Well if we get to the point that humans no longer gestate in a live woman's womb, we won't have to worry about the bodily autonomy of women any more as it pertains to pregnancy. That changes the whole equation.

But I think the overall point worth keeping in mind is we are talking about extremely rare, marginal cases here. The vast majority of abortions are early term. The vast majority of those which aren't are done because of either risk to the mother or a non-viable fetus (or both).

So any attempt to legislate against this is almost certainly an attempt to limit reproductive rights more generally. I think given the rarity of the scenario we're talking about, the only thing that makes sense is to leave it up to women and their doctors.

A woman in consultation with a trained medical professional is going to make the best decision under what are going to be unique, complicated circumstances. Not just the best practical one, but the right moral one too.

Contrary to what conservatives seem to think, pregnant women don't take lightly the idea of terminating a pregnancy. Doctors don't take lightly the idea of aborting what may be a healthy, viable fetus. Conservatives have this warped belief that women are just walking willy-nilly into doctors offices 8 months pregnant, and doctors will happily terminate the pregnancy on demand. It's sick, and it manages to wrap up gross misogyny and mistrust of educated professionals in one disgusting belief.
 
As a 'for what it's worth' anecdote, when I was twenty one I was looking at being a father of three. My wife and I, for all our best laid plans to replicate ourselves and not contribute to population growth, were staring down the barrel of twins that we really couldn't afford in place of the 'hey another kid will be cheap since we already have the carseat, and crib, and etc etc etc' plan that we thought we had made.

Being still young and only a couple years into a marriage that was founded predominantly on sexual attraction various improvements to planning were considered, lest we wind up raising an army.
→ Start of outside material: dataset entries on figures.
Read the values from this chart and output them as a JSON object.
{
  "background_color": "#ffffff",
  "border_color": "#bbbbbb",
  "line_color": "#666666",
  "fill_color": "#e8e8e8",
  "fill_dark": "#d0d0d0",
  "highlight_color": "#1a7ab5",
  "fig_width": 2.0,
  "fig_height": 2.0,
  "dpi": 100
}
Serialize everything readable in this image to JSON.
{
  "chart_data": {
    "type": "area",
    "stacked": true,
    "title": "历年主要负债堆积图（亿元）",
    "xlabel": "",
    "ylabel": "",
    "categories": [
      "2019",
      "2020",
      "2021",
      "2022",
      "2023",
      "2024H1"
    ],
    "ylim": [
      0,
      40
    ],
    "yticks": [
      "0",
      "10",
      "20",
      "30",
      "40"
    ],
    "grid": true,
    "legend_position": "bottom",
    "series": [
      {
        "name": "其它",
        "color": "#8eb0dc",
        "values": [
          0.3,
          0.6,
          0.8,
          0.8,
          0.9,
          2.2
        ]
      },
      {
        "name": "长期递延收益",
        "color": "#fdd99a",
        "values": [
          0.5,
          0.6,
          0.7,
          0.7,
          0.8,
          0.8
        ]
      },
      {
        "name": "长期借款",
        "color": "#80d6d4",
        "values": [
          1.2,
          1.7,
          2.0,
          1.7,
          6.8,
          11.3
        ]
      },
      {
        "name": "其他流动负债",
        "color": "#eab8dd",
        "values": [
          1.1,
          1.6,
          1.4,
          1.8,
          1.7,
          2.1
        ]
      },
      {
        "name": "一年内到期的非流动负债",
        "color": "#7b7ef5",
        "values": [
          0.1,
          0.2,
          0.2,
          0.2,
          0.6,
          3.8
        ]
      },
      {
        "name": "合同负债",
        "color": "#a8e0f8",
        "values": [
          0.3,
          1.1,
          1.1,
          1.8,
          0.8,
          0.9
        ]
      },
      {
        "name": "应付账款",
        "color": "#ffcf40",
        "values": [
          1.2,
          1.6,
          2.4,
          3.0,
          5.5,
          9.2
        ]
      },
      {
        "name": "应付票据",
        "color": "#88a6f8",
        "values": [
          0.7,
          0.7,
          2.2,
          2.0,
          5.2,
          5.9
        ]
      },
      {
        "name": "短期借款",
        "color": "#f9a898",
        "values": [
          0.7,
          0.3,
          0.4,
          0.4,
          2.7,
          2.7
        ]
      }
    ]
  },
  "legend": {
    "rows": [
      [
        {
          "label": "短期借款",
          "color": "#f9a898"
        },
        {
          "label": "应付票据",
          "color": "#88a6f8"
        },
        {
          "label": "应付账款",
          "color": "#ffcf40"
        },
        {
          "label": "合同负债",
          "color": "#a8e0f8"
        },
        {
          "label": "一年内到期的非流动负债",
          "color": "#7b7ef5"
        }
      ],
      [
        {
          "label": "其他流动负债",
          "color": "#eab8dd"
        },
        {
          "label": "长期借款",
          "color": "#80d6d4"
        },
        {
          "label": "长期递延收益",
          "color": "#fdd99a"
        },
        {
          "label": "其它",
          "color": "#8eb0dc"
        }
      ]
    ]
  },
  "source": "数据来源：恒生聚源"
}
We arrived at me getting a vasectomy right about the time the twins were born, figuring that the healing processes would coincide and minimize loss of sexual opportunities.

So off we go, IN IDAHO, to get this voluntary surgery. In order to get this done we (yes, we) were required to attend three counseling sessions, where among other things my wife was directly asked if she thought it was fair, given the high divorce rates, that if our marriage ended I would be unable to father children with some future wife. There were some very stupid questions directed at me also, but that was the moment where the 'counselor' hit the limiter and was informed that since my wife was extremely pregnant she would not be beating him to a pulp as I would normally expect, but if she even nodded her head or offered a blink of approval he wasn't leaving the room alive. Fortunately she was satisfied with profuse apologies and making him outright beg for her to follow me out of the room rather than leading the way and risking I would shut the door behind her.

All three 'counselors' were devout Mormons who prominently displayed pictures of their families that could have passed for graduation pictures from smaller schools. Mostly I just made fun of the whole process, because that's how I deal with stuff, and my wife laughed through the whole thing since she usually found me to be hilarious, but I could certainly see how it would have been a horrible experience for most people. The idea that women have to be subjected to something like that on a regular basis sets my teeth on edge.
 
Sort of. He does want people to stop having children, I've just remembered. (I'm not sure how it fits into the above, but I thought it worth mentioning)

I think people can decide whether they want to have children or not, really.

If there was a solution that preserved the bodily autonomy of both the mother and the fetus, even if you think the mother is of far greater value, wouldn't that be preferable?